Summer/spring all year pretty much, the locals are nice, the wildlife is beautiful, the micro climates are so abstract that it's hard to get bored of this place in the south it's too hot to sleep at night, in the north it's to cold.

Paradise here is in La Caleta, a small village with steep cliff beach, there are about 200 people there living in tents, caves and beachhouses made out of palm trees, there is a really hippie atmosphere, people throwing parties and playing music every night.

Some people have been in La Caleta for weeks, some for months, others for years without money, and happy as fuck
















The community of La Caleta (and some of our local neighbors from "Babilon") is really laid back, peacefull and fun to stick around with, everyone here is your friend and you never walk alone.

Dumpster diving works well here, there are 3 supermarkets with locked trash containers, but we have an arrangement with the garbage men that we can take what we want before they take it.

so usually it's about 5-10 people and 200€ worth of food (every fucking night, and they throw away a lot of booze too due to package damage).

we take showers and drinking water from a golf course that is right next to us, also for free and the owners don't seem to care for the past 20 years apparently.

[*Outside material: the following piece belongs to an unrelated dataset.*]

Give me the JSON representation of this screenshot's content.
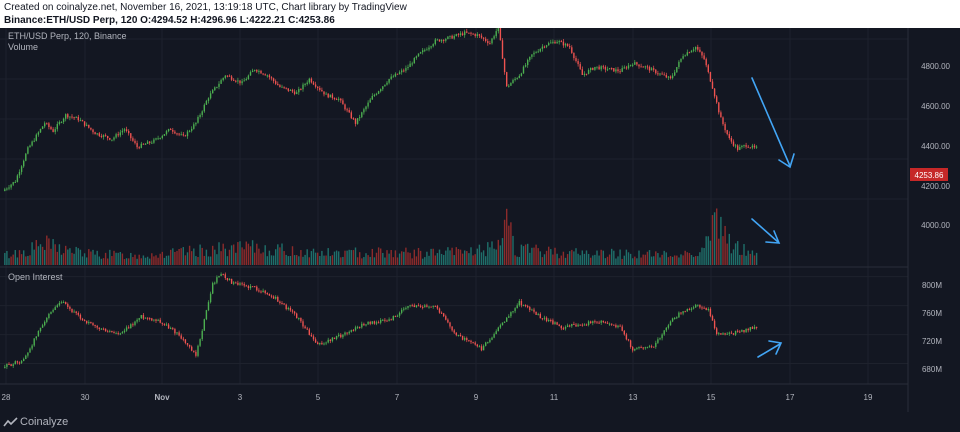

there are only 2 things that suck here:

-getting around here, hitchiking is really diffucult do to having only one highway and not a lot of places for cars to stop, you're more likely to panhandle up a bus ticket not knowing a word of spanish than to hitch a ride here

-busking, in most parts of the island it just doesn't work at all, the cops are at you in 3-5 minutes and in places where it they aren't as harsh it's still difficult

but, if you know the right spot it still can be fun!


----------



## roughdraft (Dec 23, 2018)

was just chatting with a Swedish brother about his time there, glad you are enjoying


----------



## Deleted member 21429 (Dec 23, 2018)

Awesome! See, last month you were bummin about your friend bailing on you and now.... ~ peace and glad for you


----------



## Tony Pro (Dec 24, 2018)

I've had no problems hitchhiking around the island, I'm surprised you've had the opposite experience. I even witnessed a park ranger at the Teide visitor centre trying to convince a frumpy middle-aged English couple to hichhike back to their car. They were whining that they'd never hitchhiked in their lives. "Two minutes and you'll get a lift, I promise" he said.
I agree it is paradise; my wife had to drag me there kicking and screaming because I thought it would be Minorca-tier vacationland with developed beaches filled with English white trash. What we found was enormous forests, comfy campsites, and the tallest mountain in Europe. I'd go back to the Canaries in a heartbeat. Madeira also looks amazing.


----------